Horst steered his auto down Jerusalem Boulevard. About them a dismal attempt to find Christmas cheer was being made by the Poles and despondent German soldiers.
“Chris, one thing I must know. This Victoria Landowski. Was she a good piece?”
“The truth? I wouldn’t know.”
“Amazing. Simply amazing. Well, we will find her one day.”
“When you do, do me one last favor. Give her a chance to finish herself off before Sauer roughs her up.”
“Chris, you’re asking entirely too much.”
“She is very important to me.”
“Oh well, it is Christmas. My promise. By God, I’m forgetting all my good German training and turning into a downright sentimentalist.”
The car stopped before the ghetto gate opposite the Tlomatskie Synagogue. Horst handed Chris a Kennkarte and special papers. “Into the ghetto.
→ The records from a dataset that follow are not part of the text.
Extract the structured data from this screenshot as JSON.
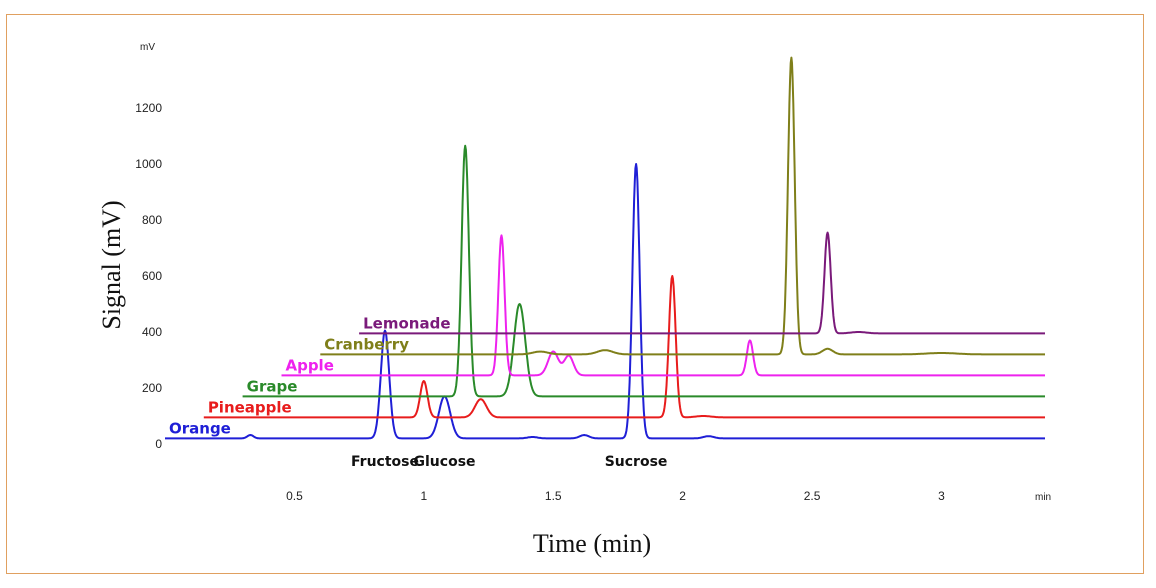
{
  "chart_data": {
    "type": "line",
    "subtype": "chromatogram-overlay",
    "title": "",
    "xlabel": "Time (min)",
    "ylabel": "Signal (mV)",
    "x_unit": "min",
    "y_unit": "mV",
    "xlim": [
      0.0,
      3.4
    ],
    "ylim": [
      0,
      1400
    ],
    "x_ticks": [
      {
        "value": 0.5,
        "label": "0.5"
      },
      {
        "value": 1.0,
        "label": "1"
      },
      {
        "value": 1.5,
        "label": "1.5"
      },
      {
        "value": 2.0,
        "label": "2"
      },
      {
        "value": 2.5,
        "label": "2.5"
      },
      {
        "value": 3.0,
        "label": "3"
      }
    ],
    "y_ticks": [
      {
        "value": 0,
        "label": "0"
      },
      {
        "value": 200,
        "label": "200"
      },
      {
        "value": 400,
        "label": "400"
      },
      {
        "value": 600,
        "label": "600"
      },
      {
        "value": 800,
        "label": "800"
      },
      {
        "value": 1000,
        "label": "1000"
      },
      {
        "value": 1200,
        "label": "1200"
      }
    ],
    "peak_labels": [
      {
        "text": "Fructose",
        "x": 0.85
      },
      {
        "text": "Glucose",
        "x": 1.08
      },
      {
        "text": "Sucrose",
        "x": 1.82
      }
    ],
    "series": [
      {
        "name": "Orange",
        "color": "#1f1fd6",
        "x_start": 0.0,
        "x_end": 3.4,
        "baseline": 20,
        "peaks": [
          [
            0.33,
            12,
            0.012
          ],
          [
            0.85,
            385,
            0.016
          ],
          [
            1.08,
            150,
            0.022
          ],
          [
            1.42,
            5,
            0.02
          ],
          [
            1.62,
            12,
            0.018
          ],
          [
            1.82,
            980,
            0.014
          ],
          [
            2.1,
            8,
            0.02
          ]
        ]
      },
      {
        "name": "Pineapple",
        "color": "#e81c1c",
        "x_start": 0.15,
        "x_end": 3.4,
        "baseline": 95,
        "peaks": [
          [
            1.0,
            130,
            0.014
          ],
          [
            1.22,
            65,
            0.022
          ],
          [
            1.96,
            505,
            0.013
          ],
          [
            2.08,
            5,
            0.03
          ]
        ]
      },
      {
        "name": "Grape",
        "color": "#2a8a2a",
        "x_start": 0.3,
        "x_end": 3.4,
        "baseline": 170,
        "peaks": [
          [
            1.16,
            895,
            0.014
          ],
          [
            1.37,
            330,
            0.022
          ]
        ]
      },
      {
        "name": "Apple",
        "color": "#ee22ee",
        "x_start": 0.45,
        "x_end": 3.4,
        "baseline": 245,
        "peaks": [
          [
            1.3,
            500,
            0.012
          ],
          [
            1.5,
            85,
            0.02
          ],
          [
            1.56,
            70,
            0.018
          ],
          [
            2.26,
            125,
            0.012
          ]
        ]
      },
      {
        "name": "Cranberry",
        "color": "#7f7f1a",
        "x_start": 0.6,
        "x_end": 3.4,
        "baseline": 320,
        "peaks": [
          [
            1.45,
            10,
            0.03
          ],
          [
            1.7,
            15,
            0.03
          ],
          [
            2.42,
            1060,
            0.013
          ],
          [
            2.56,
            20,
            0.02
          ],
          [
            3.0,
            5,
            0.06
          ]
        ]
      },
      {
        "name": "Lemonade",
        "color": "#7a1a7a",
        "x_start": 0.75,
        "x_end": 3.4,
        "baseline": 395,
        "peaks": [
          [
            2.56,
            360,
            0.012
          ],
          [
            2.68,
            5,
            0.03
          ]
        ]
      }
    ]
  }
}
These papers will keep you out of police hands until you find your friends. In three days I’ll turn in a report you are missing. That should give you enough time to get buried in there.”
“I am afraid I have no friends left,” Chris said.
“Don’t be too sure. Jews have an Infallible intelligence system. They will somehow know how the extermination-camp report was spirited out of Poland.”
Chris got out of the car. “You’re one for the books.”
“Well, three cheers for the final triumph of morality in men. If we ever run across one another after the war, put in a good word for me. There is always a demand for ex-German barons as gardeners, bartenders, villain parts in movies. I am a man of many talents.” He sped away.
The ghetto streets were devoid of life. Chris turned up his coat collar and walked aimlessly through the swirls of snow. Eyes were on him from the rooftops the instant he entered. He wandered until he grew weary. Where to go? Whom to see? What a strange ending. Were there people behind the stillness? Was there life left?